Learning, Experimenting and [an attempt at] Taking on the World.
Tuesday, November 24, 2009
The original idea from this post comes from a comment by a friend of mine, @tburts. It was one of those sound bites that blindsides you in any idle conversation you might be having. It catches you off guard. It sticks, like gum on your left converse. I remember the conversation, there's a photo of it burned into my brain. This blog then is that metaphorical stick with which I'll release myself of this stage 5 clinger.
So it was like this, posted up, the corner in site, when Tyler blurted it out. Why does Kingston make so much noise about wanting to be a normal city. There was no such thing as a normal city, our good friend declared.
I immediately liked what I heard. It was refreshing in a few ways. Just having finished orchestrating the entirety of Orientation week, including some verbose and harsh disputes with Kingston city council members I had been feeling fairly disenchanted with the town in which we resided, which I had come to call home. More importantly though, the brief audio-blurb resonated with me at a frequency that seemed fundamentally more sound.

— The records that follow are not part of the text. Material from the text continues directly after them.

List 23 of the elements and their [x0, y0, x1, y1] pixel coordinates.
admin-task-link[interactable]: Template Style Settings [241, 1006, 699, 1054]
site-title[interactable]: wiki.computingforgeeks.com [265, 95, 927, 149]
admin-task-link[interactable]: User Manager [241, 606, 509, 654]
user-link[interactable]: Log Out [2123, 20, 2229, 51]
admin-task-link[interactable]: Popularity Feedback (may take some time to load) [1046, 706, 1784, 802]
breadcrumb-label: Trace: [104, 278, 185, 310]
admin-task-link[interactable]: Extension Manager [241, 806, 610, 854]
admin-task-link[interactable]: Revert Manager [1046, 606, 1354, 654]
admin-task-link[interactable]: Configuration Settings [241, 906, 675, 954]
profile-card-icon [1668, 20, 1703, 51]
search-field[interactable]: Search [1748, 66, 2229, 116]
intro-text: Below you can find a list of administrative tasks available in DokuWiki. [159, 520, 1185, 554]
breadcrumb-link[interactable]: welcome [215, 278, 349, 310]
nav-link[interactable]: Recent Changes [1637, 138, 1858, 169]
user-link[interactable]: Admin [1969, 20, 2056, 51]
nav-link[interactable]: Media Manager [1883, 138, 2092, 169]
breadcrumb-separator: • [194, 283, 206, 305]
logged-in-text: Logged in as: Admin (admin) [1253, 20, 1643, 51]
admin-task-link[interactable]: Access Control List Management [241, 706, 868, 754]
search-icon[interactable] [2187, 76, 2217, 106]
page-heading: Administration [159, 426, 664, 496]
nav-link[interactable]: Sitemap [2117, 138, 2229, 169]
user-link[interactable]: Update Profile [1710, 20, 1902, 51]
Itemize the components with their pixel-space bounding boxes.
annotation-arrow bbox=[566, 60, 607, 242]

When I think about it, it makes sense. Ottawa is different from Toronto, for reasons that are glaringly obvious to me (make up you're own local example. I'm sure if you are even only a little bit objective you'll see it to be true, I don't feel like explaining). And both Ontario cities are far diverged from Montreal, let alone Vancouver. The evolutions of our cities and their populations are complex, and not easily remedied with a few teaspoons of your favourite elixir. Moving to Bratislava has further atrophied the proposed notion that Kingston's desire to be neatly arranged in the "normal city" category is completely asinine. If Kingston considers itself atypical then I honestly don't know what to call this post communist hilarity I now occupy. Life's all about the angles.
Allow me to be bold and extrapolate for my boy TBURTS. In thinking about his statement I have more or less reached that a city is like any other organism. It's made up of it's composite parts, for better or for worse. Sure, the city has activities analogous to eating well and exercising, but it's still a product of it's past and a reflection of it's composite parts. It might be matured, young or somewhere in between. Whether or not that's what Tyler had in mind remains untold, he probably thought of something more clever.